Dr Leke also sees a momentum between African countries to come together and advocate for more regional and Pan-African solutions. The AfCFTA is therefore more important than ever: „We realize when we come together as one continent we can negotiate at a continental level, (…) There is a stronger need for much more cooperation amongst Africa. There is stronger need for us to really give in to regional and Pan-African strategies. It does not make sense for every country to compete with each other“.

Multi-sectoral cooperation paired with good political leadership is essential to success

As for how to best motivate more companies to invest in Africa, VWSA has been a vocal proponent of multi-sectoral cooperation for many years, frequently cooperating with the German Federal Ministry for Economic Cooperation and Development (BMZ) and other German businesses. “Never change a winning concept”, states Mr Jens. They are now working on a new initiative called Pan-African Mobility Alliance, utilizing all key learnings they have made with the successful Moving Rwanda project since 2018: “When you want to have sustainable and viable projects in so-called non-developed markets, you need broad cross-industrial cooperation paired with a good political partnership”.

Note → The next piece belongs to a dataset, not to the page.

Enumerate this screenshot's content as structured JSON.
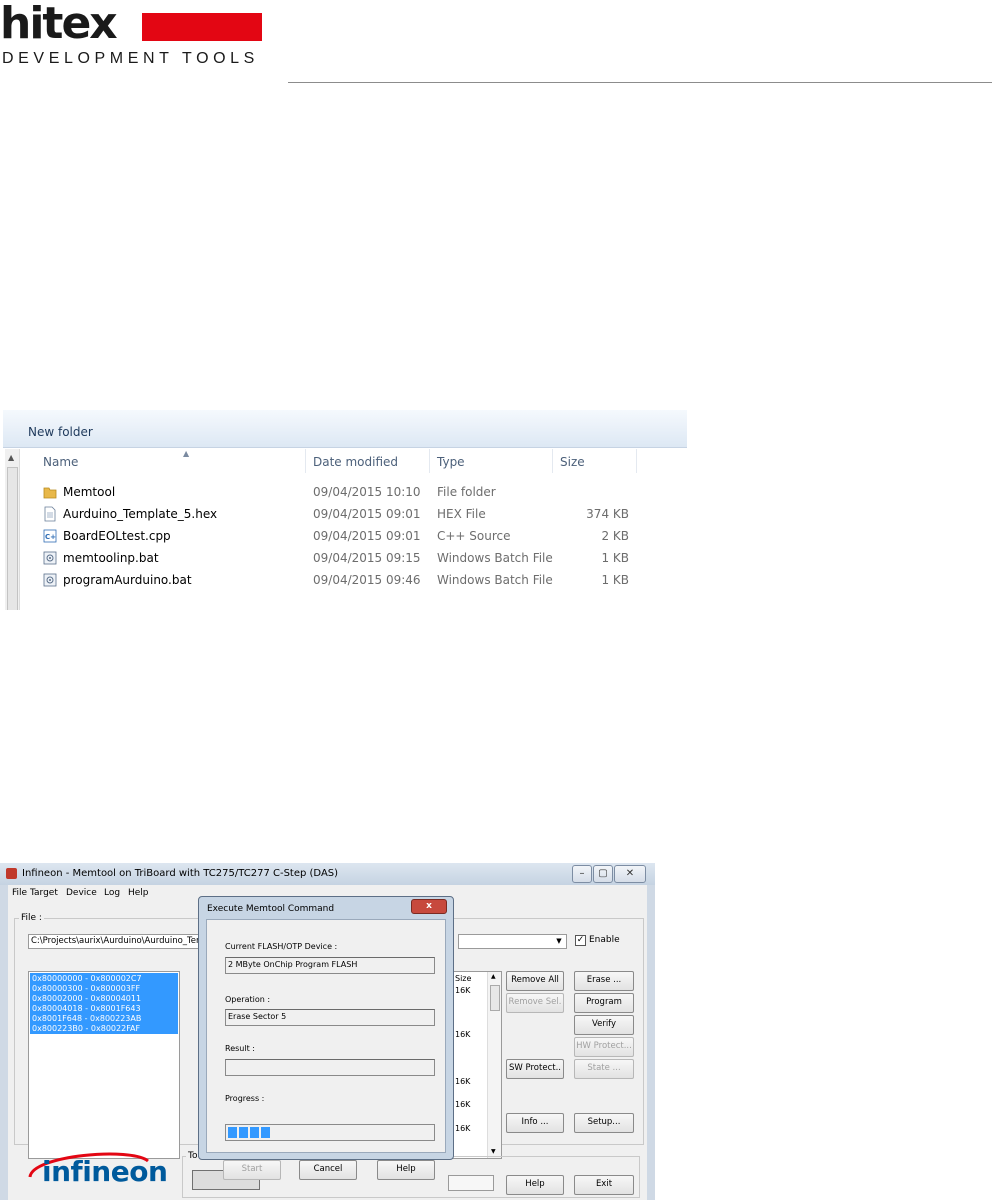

Ensuring sustainable economic growth and stable jobs on the continent is at the core of a new comprehensive partnership between the EU and the African Union as well. A lasting recovery calls for a close cooperation between the two continents. Thus, Dr Leke believes that our interests are aligned: I firmly believe that for Africa to succeed, we need a strong partnership with the EU. There is no question about it. I actually think that for the EU to succeed, the EU needs a strong partnership with Africa as well“.